Looking at the stock NC shock (left), it’s not something you’d care to show anyone on a first date. Better shocks must be available and fork improvements too. It’s easier and less complicated to fix suspension than a motor, but is it as easy as that? I went through this all before and decided, no.

The single front brake was especially good considering the 230-kilo mass; goes to show one big diametre rotor can be enough. The original NC 700 had linked brakes like 1970s Guzzis (and maybe still). The brake pedal operated front and rear brakes at a given ratio, and the brake lever brought more pressure on the front. As with DCT, it frees up the hands. I loved it on a V50 Guzzi I rode years ago, but it seems there is only so much control you can remove from riders’ cold dead hands before they rebel. Riders claim they prefer conventional separate brakes because they can back the 750 into dirt bends with the rear locked or skidding… yeah, right. Switchable linked brakes, like switchable ABS would suit me,  but maybe that’s too complicated.

On the road in auto, it’s great to have your left limbs liberated into redundancy. Taking pictures is easy, so is eating, waving or any number of other distractions. Sure, an emergency stop is best made with both hands on the bars, but these days we have ABS to modulate our clumsiness. And while it’s certainly heavy, the similar BMW 700GS and even my heavy-for-what-it-was Himalayan both proved in Morocco that because of the low-set weight, both are better than you’d expect for my level of gravel roading biking.

  • The 750 from 2014. A big improvement over the original 700s (suspension, DCT, counterbalancer, gearing, unlinked brakes and ABS, dashboard, seat
  • From 2016: fatter silencer, slightly bigger ‘tankbox‘, new ‘tank’ sides (usually silver), LED lights, 3 sport modes, a bit more poke,  better suspension.
  • From 2018: new dash, 2-level traction control, higher rpm limit.

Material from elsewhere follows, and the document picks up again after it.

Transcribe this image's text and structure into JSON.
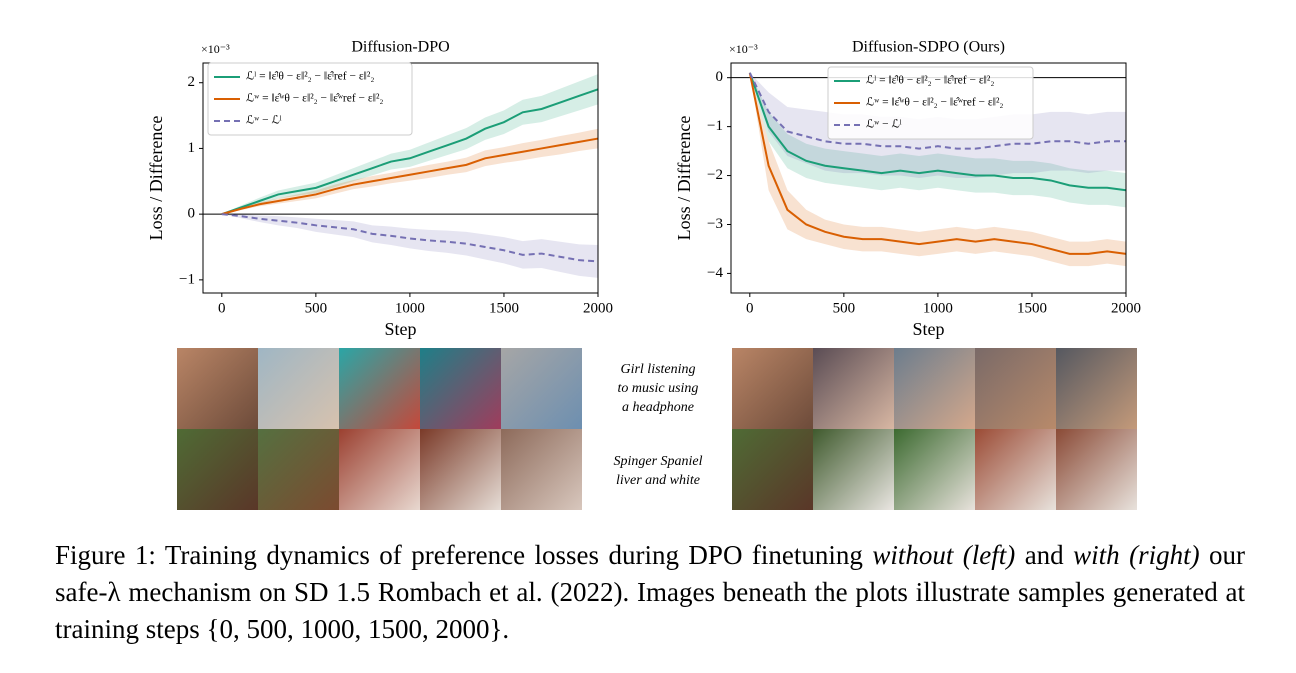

This American Honda dealer (who broke the 450L story last year) has unusually comprehensive blurb on the 2018 model. There also an NC Wiki.

NC750 - 7

They’ve just announced the 1100-cc Africa Twin, which some hope might also result in a smaller 750 spin-off. Otherwise, I don’t think customers would buy a properly adventurised version of the NC – its image is too ingrained and the weight and power would be perceived as all wrong.

A DIY job could include higher-profile knobblies to gain some clearance and dirt grip, better suspension to maintain it, add a bashplate and, fingers crossed, good to go is what you are.

Fuel access under the back seat could be a pain, and so might be seat comfort (early NC seats were bad). I’d probably end up with a bike not much better than my XSR, but that worked well enough. Both motors have the desirable 270-° crank timing to provide a V-twin throb without the bulk.


I’m tempted to try one and get to grips with the DCT to see if the novelty wears off in the face of the weight and modest horsepower. What really holds me back is the go-anywhere agility of a trail bike. I’d like to see DCT in a CB500X (along with a 270° crank). It’s safe to say that won’t be happening.